Ça faisait à peine plus d’un an que j’étais en France métropolitaine, toute nouvelle, arrivant de Mayotte. Je ne connaissais pas grand monde mais j’avais la chance d’habiter chez ma tante et je n’étais donc pas totalement seule. Je la suis très reconnaissante. Mais une envie d’indépendance m’a prise et j’ai fait le nécessaire pour trouver un logement étudiant. Sans grande difficulté (bizarrement d’ailleurs) j’ai eu un studio à Paris, dans le 11 ème arrondissement. Aussitôt j’emménage et commence ma nouvelle vie de solitaire. Mes amis étaient partout, sauf dans le coin. En réalité beaucoup évitaient la région Ile-de-France, connue pour être bien trop cher pour les étudiants. J’avais un 18m2 pour 445€, donc je les comprends. Heureusement que l’APL et la bourse existent n’est-ce pas? Même avec ça, il est souvent difficile de joindre les deux bouts. Mais malgré tout, j’étais bien dans mon petit chez moi. Je croisais des locataires de temps en temps, un « bonjour », un « bonne soirée » en quittant le hall d’entrée et ça s’arrêtait là. Ça a duré ainsi environ 3-4 mois, puis …
PUIS UN JOUR TOUT A CHANGÉ…
Quand on dit que la communication est la clé de beaucoup de choses, c’est vrai. Il a suffit d’aller au delà du simple bonjour pour faire ces rencontres inoubliables. Ma mémoire me fait défaut, je n’ai pas les dates exacte en tête, c’était en 2015. Mais je me souviens que ça a d’abord commencé avec ma voisine de porte (droite pour être plus précise). Elle est d’origine tunisienne et moi comorienne. Le courant est passé, puis elle m’a présenté à sa voisine de droite, sénégalaise, ensuite à ma voisine de gauche, sénégalaise aussi. Ce fut le début d’une belle complicité qui entre temps a connu des hauts et des petits bas mais dont je ne garde finalement que le meilleur.

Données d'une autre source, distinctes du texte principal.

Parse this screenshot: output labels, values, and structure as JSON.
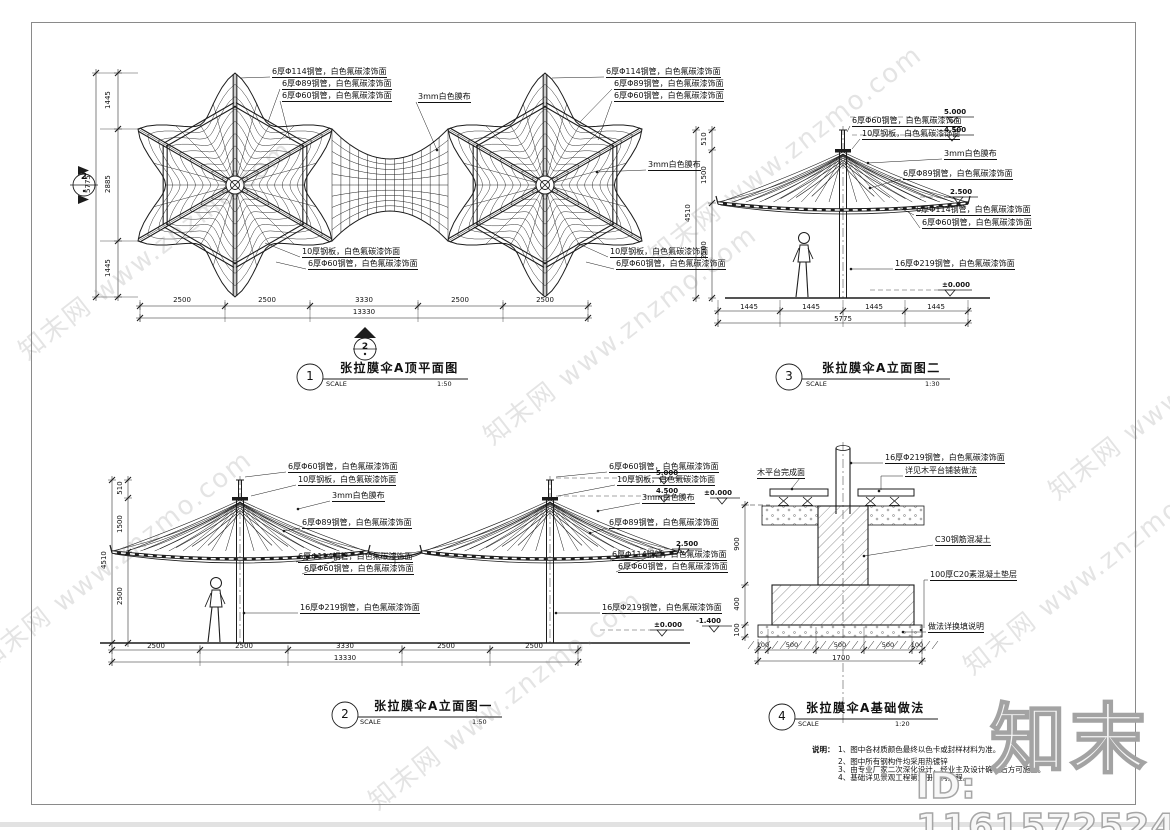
{
  "watermark": {
    "tile": "知末网 www.znzmo.com",
    "brand": "知末",
    "id": "ID: 1161572524"
  },
  "materials": {
    "p114": "6厚Φ114钢管，白色氟碳漆饰面",
    "p89": "6厚Φ89钢管，白色氟碳漆饰面",
    "p60": "6厚Φ60钢管，白色氟碳漆饰面",
    "plate10": "10厚钢板，白色氟碳漆饰面",
    "p219": "16厚Φ219钢管，白色氟碳漆饰面",
    "membrane": "3mm白色膜布"
  },
  "plan": {
    "bubble_no": "1",
    "title": "张拉膜伞A顶平面图",
    "scale_label": "SCALE",
    "scale": "1:50",
    "section_no": "2",
    "dims_h": [
      "2500",
      "2500",
      "3330",
      "2500",
      "2500"
    ],
    "dims_h_total": "13330",
    "dims_v": [
      "1445",
      "2885",
      "1445"
    ],
    "dims_v_total": "5775"
  },
  "elev_front": {
    "bubble_no": "2",
    "title": "张拉膜伞A立面图一",
    "scale_label": "SCALE",
    "scale": "1:50",
    "dims_h": [
      "2500",
      "2500",
      "3330",
      "2500",
      "2500"
    ],
    "dims_h_total": "13330",
    "dims_v": [
      "510",
      "1500",
      "2500"
    ],
    "dims_v_total": "4510",
    "levels": {
      "top": "5.000",
      "plate": "4.500",
      "edge": "2.500",
      "ground": "±0.000"
    }
  },
  "elev_side": {
    "bubble_no": "3",
    "title": "张拉膜伞A立面图二",
    "scale_label": "SCALE",
    "scale": "1:30",
    "dims_h": [
      "1445",
      "1445",
      "1445",
      "1445"
    ],
    "dims_h_total": "5775",
    "dims_v": [
      "510",
      "1500",
      "2500"
    ],
    "dims_v_total": "4510",
    "levels": {
      "top": "5.000",
      "plate": "4.500",
      "edge": "2.500",
      "ground": "±0.000"
    }
  },
  "foundation": {
    "bubble_no": "4",
    "title": "张拉膜伞A基础做法",
    "scale_label": "SCALE",
    "scale": "1:20",
    "labels": {
      "deck_finish": "木平台完成面",
      "paving_ref": "详见木平台铺装做法",
      "concrete": "C30钢筋混凝土",
      "cushion": "100厚C20素混凝土垫层",
      "backfill": "做法详换填说明"
    },
    "levels": {
      "ground": "±0.000",
      "bottom": "-1.400"
    },
    "dims_v": [
      "900",
      "400",
      "100"
    ],
    "dims_h": [
      "100",
      "500",
      "500",
      "500",
      "100"
    ],
    "dims_h_total": "1700"
  },
  "notes": {
    "heading": "说明：",
    "items": [
      "1、图中各材质颜色最终以色卡或封样材料为准。",
      "2、图中所有钢构件均采用热镀锌",
      "3、由专业厂家二次深化设计，经业主及设计确认后方可施工。",
      "4、基础详见景观工程第六册结构工程。"
    ]
  }
}
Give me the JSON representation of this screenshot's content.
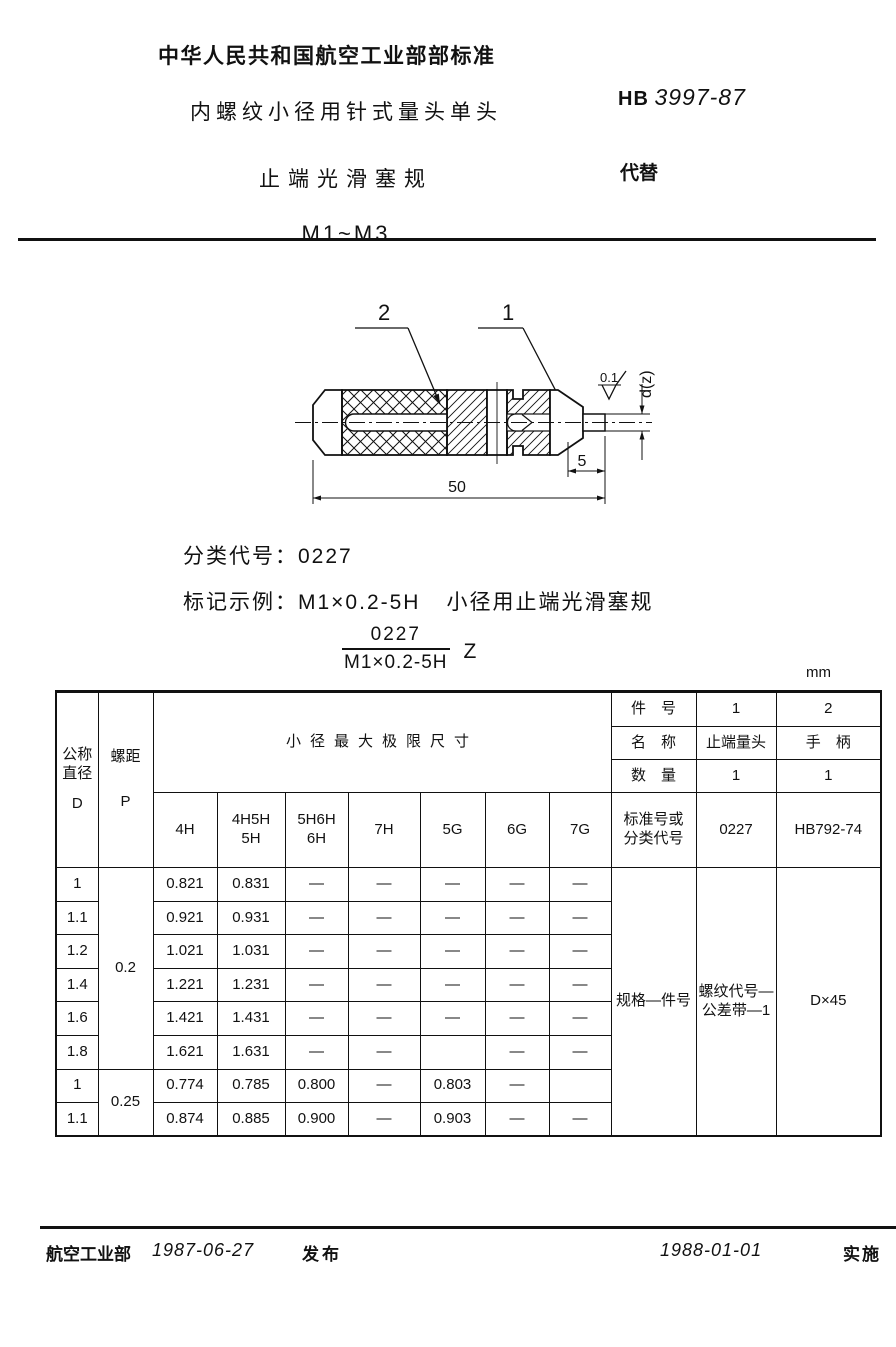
{
  "header": {
    "org_title": "中华人民共和国航空工业部部标准",
    "doc_title_line1": "内螺纹小径用针式量头单头",
    "doc_title_line2": "止端光滑塞规",
    "doc_title_line3": "M1~M3",
    "standard_prefix": "HB",
    "standard_number": "3997-87",
    "supersedes_label": "代替"
  },
  "drawing": {
    "part_label_1": "1",
    "part_label_2": "2",
    "dim_pin_length": "5",
    "dim_total_length": "50",
    "dim_diameter": "d(z)",
    "roughness_value": "0.1"
  },
  "classification": {
    "label": "分类代号：",
    "code": "0227"
  },
  "marking": {
    "label": "标记示例：",
    "example": "M1×0.2-5H",
    "description": "小径用止端光滑塞规",
    "fraction_numerator": "0227",
    "fraction_denominator": "M1×0.2-5H",
    "suffix": "Z"
  },
  "table": {
    "unit": "mm",
    "left": {
      "col_d_stacked": "公称\n直径",
      "col_d_symbol": "D",
      "col_p_label": "螺距",
      "col_p_symbol": "P",
      "span_header": "小径最大极限尺寸",
      "tol_cols": [
        "4H",
        "4H5H\n5H",
        "5H6H\n6H",
        "7H",
        "5G",
        "6G",
        "7G"
      ]
    },
    "right": {
      "part_no_label": "件　号",
      "part_nos": [
        "1",
        "2"
      ],
      "name_label": "名　称",
      "names": [
        "止端量头",
        "手　柄"
      ],
      "qty_label": "数　量",
      "qtys": [
        "1",
        "1"
      ],
      "std_label": "标准号或\n分类代号",
      "stds": [
        "0227",
        "HB792-74"
      ],
      "spec_label": "规格—件号",
      "spec_thread": "螺纹代号—\n公差带—1",
      "spec_size": "D×45"
    },
    "p_groups": [
      {
        "p": "0.2"
      },
      {
        "p": "0.25"
      }
    ],
    "rows": [
      {
        "d": "1",
        "vals": [
          "0.821",
          "0.831",
          "—",
          "—",
          "—",
          "—",
          "—"
        ]
      },
      {
        "d": "1.1",
        "vals": [
          "0.921",
          "0.931",
          "—",
          "—",
          "—",
          "—",
          "—"
        ]
      },
      {
        "d": "1.2",
        "vals": [
          "1.021",
          "1.031",
          "—",
          "—",
          "—",
          "—",
          "—"
        ]
      },
      {
        "d": "1.4",
        "vals": [
          "1.221",
          "1.231",
          "—",
          "—",
          "—",
          "—",
          "—"
        ]
      },
      {
        "d": "1.6",
        "vals": [
          "1.421",
          "1.431",
          "—",
          "—",
          "—",
          "—",
          "—"
        ]
      },
      {
        "d": "1.8",
        "vals": [
          "1.621",
          "1.631",
          "—",
          "—",
          "",
          "—",
          "—"
        ]
      },
      {
        "d": "1",
        "vals": [
          "0.774",
          "0.785",
          "0.800",
          "—",
          "0.803",
          "—",
          ""
        ]
      },
      {
        "d": "1.1",
        "vals": [
          "0.874",
          "0.885",
          "0.900",
          "—",
          "0.903",
          "—",
          "—"
        ]
      }
    ]
  },
  "footer": {
    "issuer": "航空工业部",
    "issue_date": "1987-06-27",
    "issue_label": "发布",
    "effective_date": "1988-01-01",
    "effective_label": "实施"
  }
}
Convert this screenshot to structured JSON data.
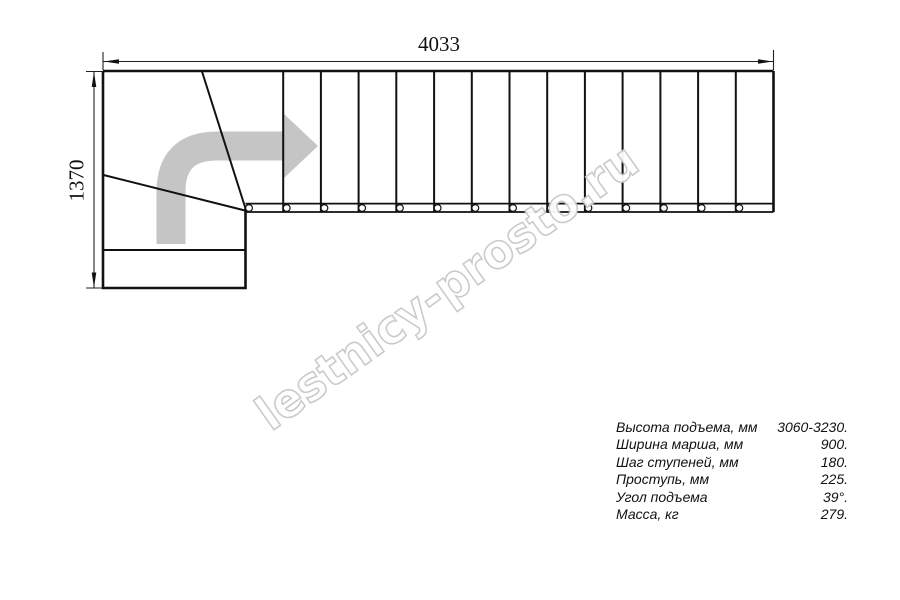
{
  "drawing": {
    "title": "stair-plan",
    "width_dim": "4033",
    "height_dim": "1370",
    "straight_treads": 14,
    "winder_treads": 3,
    "baluster_count": 14
  },
  "specs": [
    {
      "label": "Высота подъема, мм",
      "value": "3060-3230."
    },
    {
      "label": "Ширина марша, мм",
      "value": "900."
    },
    {
      "label": "Шаг ступеней, мм",
      "value": "180."
    },
    {
      "label": "Проступь, мм",
      "value": "225."
    },
    {
      "label": "Угол подъема",
      "value": "39°."
    },
    {
      "label": "Масса, кг",
      "value": "279."
    }
  ],
  "watermark": "lestnicy-prosto.ru",
  "colors": {
    "line": "#111111",
    "direction_arrow": "#c5c5c5",
    "watermark_outline": "#c8c8c8",
    "watermark_fill": "#ffffff",
    "background": "#ffffff"
  }
}
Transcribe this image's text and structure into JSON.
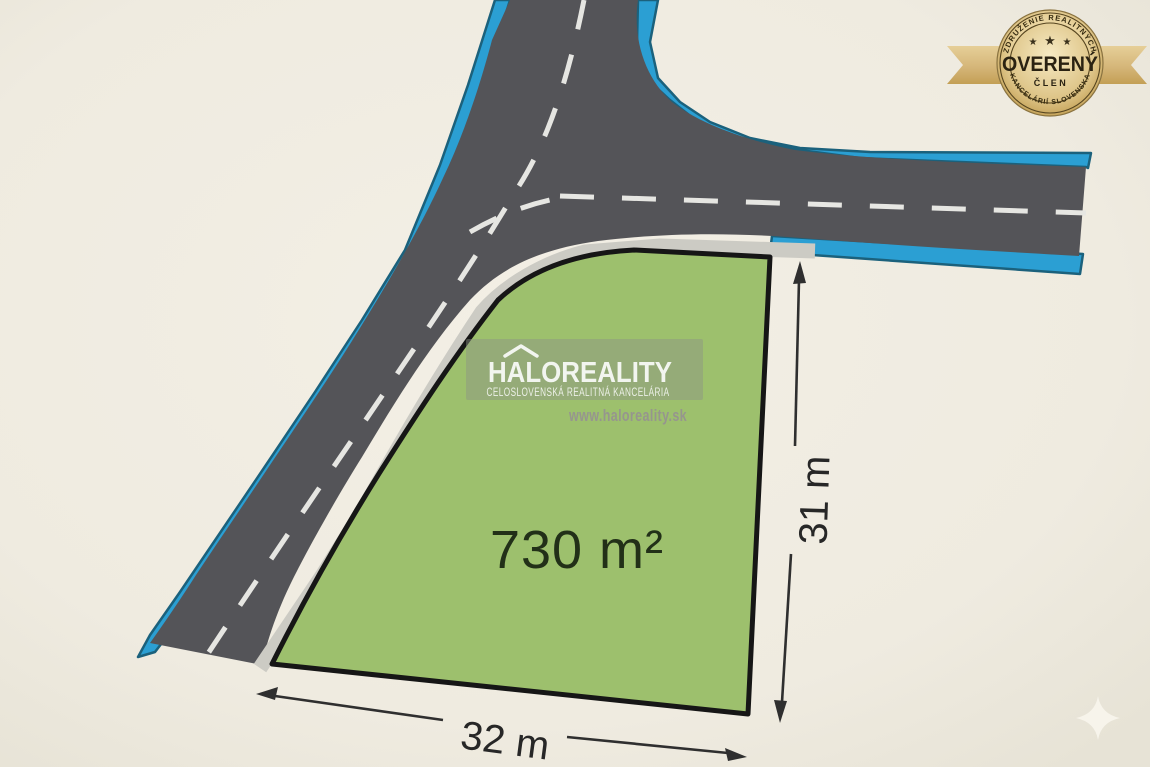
{
  "canvas": {
    "width": 1150,
    "height": 767
  },
  "colors": {
    "background": "#efebe0",
    "road_asphalt": "#545458",
    "road_edge_blue": "#2b9fd3",
    "curb_gray": "#cccbc4",
    "parcel_green": "#9dc06d",
    "parcel_outline": "#161616",
    "badge_gold": "#d7b872"
  },
  "parcel": {
    "area_label": "730 m²",
    "width_label": "32 m",
    "depth_label": "31 m"
  },
  "watermark": {
    "brand": "HALOREALITY",
    "tagline": "CELOSLOVENSKÁ REALITNÁ KANCELÁRIA",
    "website": "www.haloreality.sk"
  },
  "badge": {
    "arc_top": "ZDRUŽENIE REALITNÝCH",
    "arc_bottom": "KANCELÁRIÍ SLOVENSKA",
    "title": "OVERENÝ",
    "subtitle": "ČLEN",
    "star": "★"
  }
}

Ce bien fou de ne plus se sentir seule, de pouvoir demander de l’aide en cas de besoin, de pouvoir discuter et se découvrir des points communs. Et justement, il se trouvait que nous étions (et sommes) toutes musulmanes et ça avait son importance contenu du sujet dont il est question. Petit à petit c’etait devenu normal de prendre de nos nouvelles, de se rendre visite, de partager des repas. À tel point que lorsque le mois de Ramadan est arrivé, c’était comme une évidence. Ça paraît exagéré mais j’ai beaucoup d’émotions en y repensant, tellement j’ai adoré cette période de ma vie. D’autres voisins nous ont rejoint (le Sénégal en force). Parfois nous avions des invités, plus on est nombreux mieux on mange. D’accord, je viens de l’inventer celle-ci. Mais concrètement il y avait toujours assez de nourriture pour tout le monde. On se recevait à tour de rôle, on contribuait financierement pour l’achat des ingrédients selon les besoins. On mangeait les plats des unes et des autres: J’ai découvert le thiéboudienne (le plat national du Sénégal, tellement bon d’ailleurs), les briques tunisienne… J’ai fais découvrir le pilawu, les couscoumas… Bref, un vrai régal.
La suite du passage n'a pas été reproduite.